Thursday, February 17, 2011

St. Louis Cardinals File Tampering Charges Against Dan Ellis: Exclusive Interview


Late last night, a wire came in to DTV Headquarters that the St. Louis Cardinals were filing a tampering grievance against Lightning goalie Dan Ellis for his involvement and persuasion in the Albert Pujols contract negotiations.  The Cardinals claim Dan Ellis had the final say in almost every decision along the way, and, as a professional athlete in another sport, had no right to be involved in the discussions.

After the success of Tuesday’s post, I had already sent the DTV Investigation Team out to take the night off and celebrate.  This meant one thing: for the first time in months, I was on my own.  After some spirited discussion, I was able to convince Ellis to let me come and do an interview.  Here’s a transcription of the interview….

I pull up to Dan’s castle, cross the moat, and ring the doorbell.  I’m instantly greeted by his butler Jeeves, his butler’s butler Geoffrey, and his maid Florence.  Florence had an English accent, and a skirt shorter than Ellis’ stint in Montreal.  I’m taken through several corridors, many rooms, a cathedral, and finally see Dan in his master solarium.  He tells me to have a seat, and pulls out a cask of Charcoal-Filtered Siberian Tiger Urine.

DE: “Tiger piss?” 

DTV: “No thanks.”

DE: “Let me know if you change your mind.”

DTV: “Will do.”

DE: “Alright, look man, you seem like a cool dude, and Lecavalier says you’re pretty funny, but I’ve got the stock ticker going on DVR right now, so, let’s try and make this quick.”

DTV: “Fair enough.  Look man, I just wanted to know if the accusations were true, that you were involved in the Pujols contract talks, and if so, what you said.”

DE: *takes a sip* “Yeah, it’s true.  Albert actually reached out to me for help.”

DTV: “Really? Why was that?”

DE: “What does anyone ask for my help about? Money.  He was completely up arms… Something about being torn between enjoying a city and being happy there or some bullshit or getting the most money.”

At this point, a miniature giraffe walks across the room, past Dan and I, and lays down on a bed with a cashmere pillow case.  Ellis lets out an enormous sneeze, sending spit all over me, his pure diamond coffee table, a stack of Wall Street Journals, and the giraffe itself.

DE: “Damnit!  That always happens!  I must be allergic to giraffes.  Can you hand me a Kleenex?

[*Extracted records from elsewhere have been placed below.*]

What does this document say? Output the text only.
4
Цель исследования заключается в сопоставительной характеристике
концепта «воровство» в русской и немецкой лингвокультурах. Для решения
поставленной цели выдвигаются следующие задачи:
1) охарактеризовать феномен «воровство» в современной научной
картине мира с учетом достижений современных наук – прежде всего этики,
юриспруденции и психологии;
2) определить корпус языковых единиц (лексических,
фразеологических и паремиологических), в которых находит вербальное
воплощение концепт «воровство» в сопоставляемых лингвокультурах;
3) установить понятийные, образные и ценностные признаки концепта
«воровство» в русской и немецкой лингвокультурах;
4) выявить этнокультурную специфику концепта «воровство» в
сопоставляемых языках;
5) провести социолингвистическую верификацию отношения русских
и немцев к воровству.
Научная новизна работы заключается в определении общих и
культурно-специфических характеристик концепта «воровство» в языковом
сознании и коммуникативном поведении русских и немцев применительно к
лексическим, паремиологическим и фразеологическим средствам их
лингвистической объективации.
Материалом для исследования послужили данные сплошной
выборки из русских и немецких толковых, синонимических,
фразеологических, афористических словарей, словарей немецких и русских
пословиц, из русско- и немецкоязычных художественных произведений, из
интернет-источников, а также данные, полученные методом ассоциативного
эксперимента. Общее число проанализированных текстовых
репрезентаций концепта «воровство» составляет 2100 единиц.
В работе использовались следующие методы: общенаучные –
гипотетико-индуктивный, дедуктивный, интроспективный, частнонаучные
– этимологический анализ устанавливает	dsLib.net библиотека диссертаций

The box is behind you.”

Behind me is a 24k gold end table.  I grab the box, and notice it’s full of five-dollar bills.  Ellis takes out two and blows his nose.  At that point he wads them up, and beckons for Jeeves.  

DE: “Sorry about that, where were we?”

DTV: “Um, well, Pujols had asked you for money advice.”

DE: “Oh right, yeah.  Ya know, at first I actually told him to be careful.”

DTV: “What do you mean?”

DE: “Well, I told him what I was trying to tell everyone before; ya know when all those derelicts got so mad at me on Twitter.”

DTV: “Yeah, I remember.  What exactly was your point?  No one was really sure where you were going with that.”

DE: “Well, money is a lot like kids.”

DTV: “How so?”

DE: “The more you got, the more you have to keep track of.  It’s a bitch, really.”

DTV: “Um, right… and that’s what you told Albert?”

DE: *laughs hysterically* “Vinny was right; you’re a damn funny guy.”

DTV: “Uh, k, so what did you tell him then?”

DE: “To go for the money!!!!!  To go for the pimped out cars, castles, giraffes, and tiger piss!  This lifestyle is amazing.  I told him to go for every last damn cent he possibly could.  To hell with a city, in the end, a city is just some place to enjoy your riches for an extended period of time.”

DTV: “What about the fans?  Fans tend to develop strong connections with certain players.”

DE: “Fans? Hell, if he gets that contract, he can buy any type of fan he wants.  I invited him over here just to show him the life I live, and he was hooked.  That’s the power of money.”

DTV: “Yeah, but wait a minute.  Pujols is one of the best baseball players to ever play the game.  Doesn’t he already have more money than you?”

I ask this in the middle of Dan taking a big drink of tiger urine.  He spits the urine all over me, his pure diamond coffee table, a stack of Wall Street Journals, and the giraffe.

DE: “NO one has more money than me.  This interview is over.”

No giraffes were injured in the production of this post.